A BD’M client noted recently that they were engaged in a battle of business models. This is a clarifying thought – a competition between the fundamental strategy employed by each competitor for creating and delivering customer value.
This point of view implies that each company competes through a single, overarching business model. But can a company compete by spreading its bets across multiple business models?
This was on my mind when I read an article in yesterday’s New York Times about how Amazon will employ three different business models to sell books. As we all know, Amazon’s core business is selling pulp books direct to consumers. And, with Kindle, Amazon is now in the business of selling digital downloads of e-books. But Amazon has decided to also sell its e-books on competitive services, such as iTunes, for the same $9.99 price it charges Kindle owners.

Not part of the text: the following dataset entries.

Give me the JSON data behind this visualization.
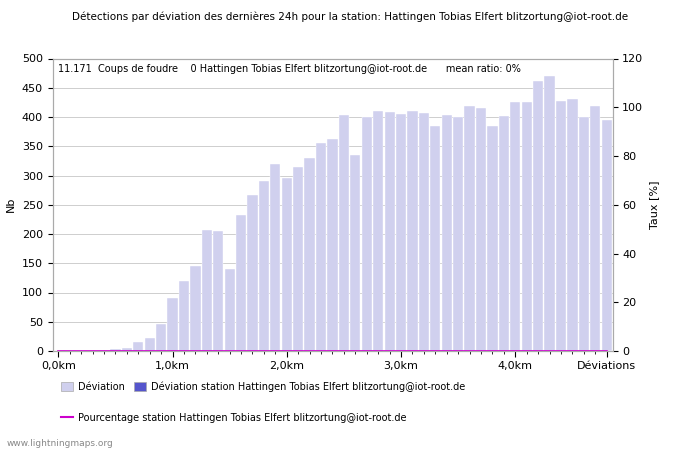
{
  "title": "Détections par déviation des dernières 24h pour la station: Hattingen Tobias Elfert blitzortung@iot-root.de",
  "subtitle": "11.171  Coups de foudre    0 Hattingen Tobias Elfert blitzortung@iot-root.de      mean ratio: 0%",
  "ylabel_left": "Nb",
  "ylabel_right": "Taux [%]",
  "watermark": "www.lightningmaps.org",
  "bar_color_light": "#d0d0ee",
  "bar_color_dark": "#5555cc",
  "line_color": "#cc00cc",
  "background_color": "#ffffff",
  "grid_color": "#bbbbbb",
  "ylim_left": [
    0,
    500
  ],
  "ylim_right": [
    0,
    120
  ],
  "yticks_left": [
    0,
    50,
    100,
    150,
    200,
    250,
    300,
    350,
    400,
    450,
    500
  ],
  "yticks_right": [
    0,
    20,
    40,
    60,
    80,
    100,
    120
  ],
  "legend_label_deviation": "Déviation",
  "legend_label_station": "Déviation station Hattingen Tobias Elfert blitzortung@iot-root.de",
  "legend_label_pct": "Pourcentage station Hattingen Tobias Elfert blitzortung@iot-root.de",
  "xtick_positions": [
    0,
    10,
    20,
    30,
    40,
    48
  ],
  "xtick_labels": [
    "0,0km",
    "1,0km",
    "2,0km",
    "3,0km",
    "4,0km",
    "Déviations"
  ],
  "values_all": [
    0,
    0,
    0,
    0,
    0,
    3,
    5,
    15,
    23,
    46,
    90,
    120,
    145,
    207,
    205,
    140,
    232,
    267,
    290,
    320,
    295,
    315,
    330,
    356,
    362,
    404,
    335,
    400,
    410,
    408,
    405,
    410,
    406,
    385,
    403,
    400,
    418,
    416,
    385,
    402,
    425,
    425,
    462,
    470,
    428,
    430,
    400,
    418,
    395
  ],
  "values_station": [
    0,
    0,
    0,
    0,
    0,
    0,
    0,
    0,
    0,
    0,
    0,
    0,
    0,
    0,
    0,
    0,
    0,
    0,
    0,
    0,
    0,
    0,
    0,
    0,
    0,
    0,
    0,
    0,
    0,
    0,
    0,
    0,
    0,
    0,
    0,
    0,
    0,
    0,
    0,
    0,
    0,
    0,
    0,
    0,
    0,
    0,
    0,
    0,
    0
  ],
  "n_bars": 49
}
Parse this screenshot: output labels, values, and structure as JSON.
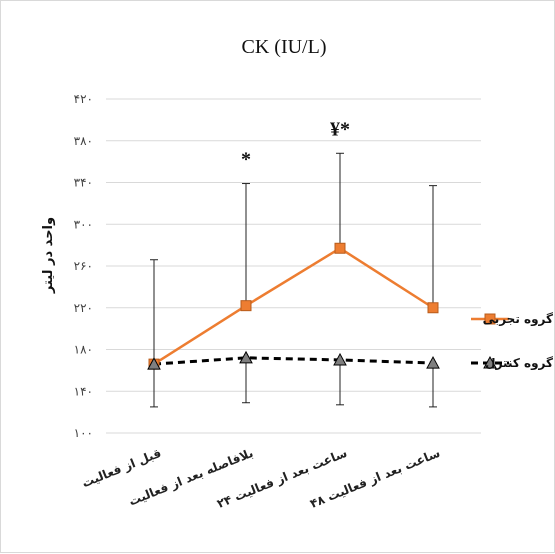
{
  "chart_data": {
    "type": "line",
    "title": "CK (IU/L)",
    "ylabel": "واحد در لیتر",
    "xlabel": "",
    "ylim": [
      100,
      420
    ],
    "yticks": [
      100,
      140,
      180,
      220,
      260,
      300,
      340,
      380,
      420
    ],
    "ytick_labels": [
      "۱۰۰",
      "۱۴۰",
      "۱۸۰",
      "۲۲۰",
      "۲۶۰",
      "۳۰۰",
      "۳۴۰",
      "۳۸۰",
      "۴۲۰"
    ],
    "grid": true,
    "legend_position": "right",
    "categories": [
      "قبل از فعالیت",
      "بلافاصله بعد از فعالیت",
      "۲۴ ساعت بعد از فعالیت",
      "۴۸ ساعت بعد از فعالیت"
    ],
    "series": [
      {
        "name": "گروه تجربی",
        "values": [
          166,
          222,
          277,
          220
        ],
        "error_upper": [
          266,
          339,
          368,
          337
        ],
        "error_lower": [
          166,
          222,
          277,
          220
        ],
        "color": "#ED7D31",
        "marker": "square",
        "line_style": "solid"
      },
      {
        "name": "گروه کنترل",
        "values": [
          166,
          172,
          170,
          167
        ],
        "error_upper": [
          166,
          172,
          170,
          167
        ],
        "error_lower": [
          125,
          129,
          127,
          125
        ],
        "color": "#000000",
        "marker": "triangle",
        "line_style": "dashed"
      }
    ],
    "annotations": [
      {
        "category_index": 1,
        "text": "*"
      },
      {
        "category_index": 2,
        "text": "¥*"
      }
    ]
  }
}
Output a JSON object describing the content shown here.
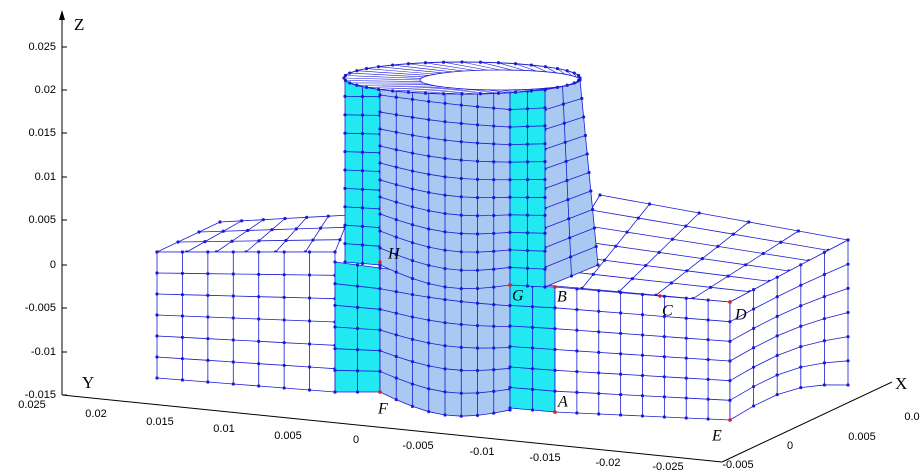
{
  "axes": {
    "z": {
      "label": "Z",
      "ticks": [
        "0.025",
        "0.02",
        "0.015",
        "0.01",
        "0.005",
        "0",
        "-0.005",
        "-0.01",
        "-0.015"
      ]
    },
    "y": {
      "label": "Y",
      "ticks": [
        "0.025",
        "0.02",
        "0.015",
        "0.01",
        "0.005",
        "0",
        "-0.005",
        "-0.01",
        "-0.015",
        "-0.02",
        "-0.025"
      ]
    },
    "x": {
      "label": "X",
      "ticks": [
        "-0.005",
        "0",
        "0.005",
        "0.0"
      ]
    }
  },
  "points": [
    "H",
    "G",
    "B",
    "C",
    "D",
    "A",
    "F",
    "E"
  ]
}
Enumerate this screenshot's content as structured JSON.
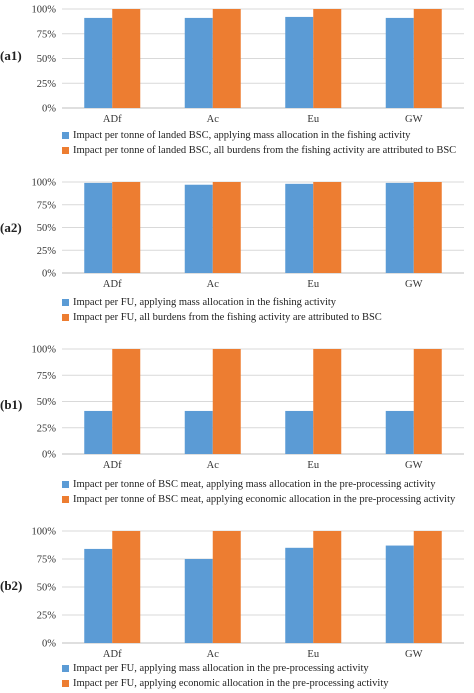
{
  "colors": {
    "series1": "#5b9bd5",
    "series2": "#ed7d31",
    "grid": "#d9d9d9",
    "axis": "#bfbfbf"
  },
  "chart_data": [
    {
      "type": "bar",
      "panel": "(a1)",
      "categories": [
        "ADf",
        "Ac",
        "Eu",
        "GW"
      ],
      "yticks": [
        "0%",
        "25%",
        "50%",
        "75%",
        "100%"
      ],
      "ylim": [
        0,
        100
      ],
      "series": [
        {
          "name": "Impact per tonne of landed BSC, applying mass allocation in the fishing activity",
          "values": [
            91,
            91,
            92,
            91
          ]
        },
        {
          "name": "Impact per tonne of landed BSC, all burdens from the fishing activity are attributed to BSC",
          "values": [
            100,
            100,
            100,
            100
          ]
        }
      ]
    },
    {
      "type": "bar",
      "panel": "(a2)",
      "categories": [
        "ADf",
        "Ac",
        "Eu",
        "GW"
      ],
      "yticks": [
        "0%",
        "25%",
        "50%",
        "75%",
        "100%"
      ],
      "ylim": [
        0,
        100
      ],
      "series": [
        {
          "name": "Impact per FU, applying mass allocation in the fishing activity",
          "values": [
            99,
            97,
            98,
            99
          ]
        },
        {
          "name": "Impact per FU, all burdens from the fishing activity are attributed to BSC",
          "values": [
            100,
            100,
            100,
            100
          ]
        }
      ]
    },
    {
      "type": "bar",
      "panel": "(b1)",
      "categories": [
        "ADf",
        "Ac",
        "Eu",
        "GW"
      ],
      "yticks": [
        "0%",
        "25%",
        "50%",
        "75%",
        "100%"
      ],
      "ylim": [
        0,
        100
      ],
      "series": [
        {
          "name": "Impact per tonne of BSC meat, applying mass allocation in the pre-processing activity",
          "values": [
            41,
            41,
            41,
            41
          ]
        },
        {
          "name": "Impact per tonne of BSC meat, applying economic allocation in the pre-processing activity",
          "values": [
            100,
            100,
            100,
            100
          ]
        }
      ]
    },
    {
      "type": "bar",
      "panel": "(b2)",
      "categories": [
        "ADf",
        "Ac",
        "Eu",
        "GW"
      ],
      "yticks": [
        "0%",
        "25%",
        "50%",
        "75%",
        "100%"
      ],
      "ylim": [
        0,
        100
      ],
      "series": [
        {
          "name": "Impact per FU, applying mass allocation in the pre-processing activity",
          "values": [
            84,
            75,
            85,
            87
          ]
        },
        {
          "name": "Impact per FU, applying economic allocation in the pre-processing activity",
          "values": [
            100,
            100,
            100,
            100
          ]
        }
      ]
    }
  ]
}
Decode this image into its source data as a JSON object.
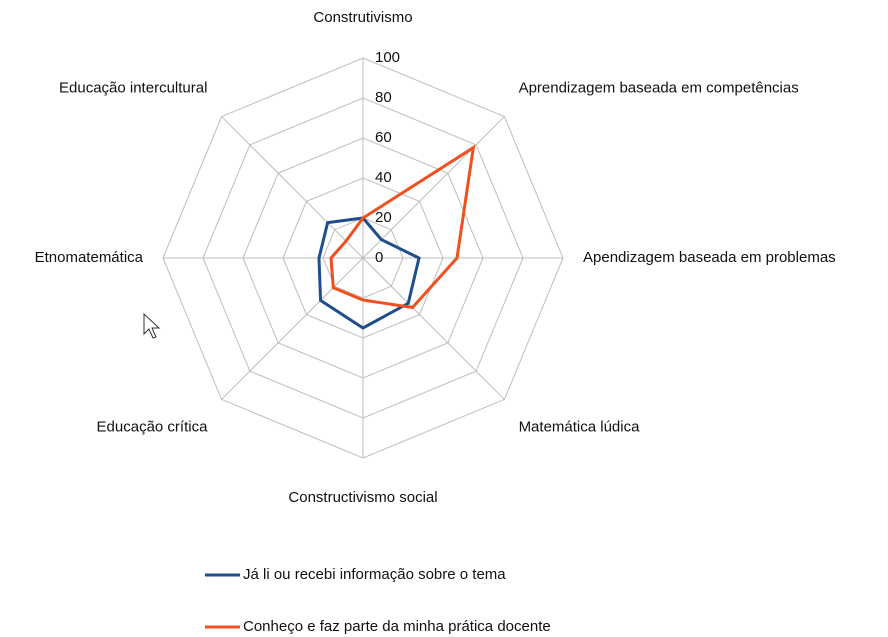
{
  "chart_data": {
    "type": "radar",
    "categories": [
      "Construtivismo",
      "Aprendizagem baseada em competências",
      "Apendizagem baseada em problemas",
      "Matemática lúdica",
      "Constructivismo social",
      "Educação crítica",
      "Etnomatemática",
      "Educação intercultural"
    ],
    "series": [
      {
        "name": "Já li ou recebi informação sobre o tema",
        "color": "#1f4e8c",
        "values": [
          20,
          13,
          28,
          32,
          35,
          30,
          22,
          25
        ]
      },
      {
        "name": "Conheço e faz parte da minha prática docente",
        "color": "#f0501e",
        "values": [
          20,
          78,
          47,
          35,
          21,
          21,
          16,
          12
        ]
      }
    ],
    "ylim": [
      0,
      100
    ],
    "yticks": [
      0,
      20,
      40,
      60,
      80,
      100
    ],
    "grid": true
  }
}
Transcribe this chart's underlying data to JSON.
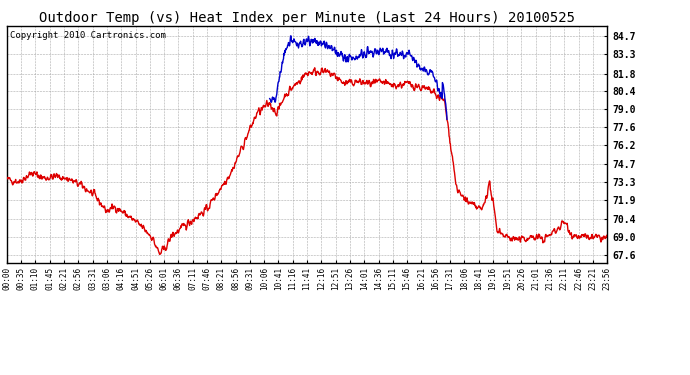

Jeff Bezos and company have created three different models, a move primarily designed to follow the customer and preempt competitors, and also produce a healthy side-effect – greater internal competition to drive ongoing innovation and greater focus.
Strategy guru Michael Porter has long said that alignment is the test of a great business strategy – i.e., a unique value proposition, delivered through a differentiated value chain, with all activities aligned, and all connected back to the balance sheet. Porter’s litmus test doesn’t go away, rather companies will have to apply this thinking across several business models simultaneously – a game of three-dimensional strategic chess.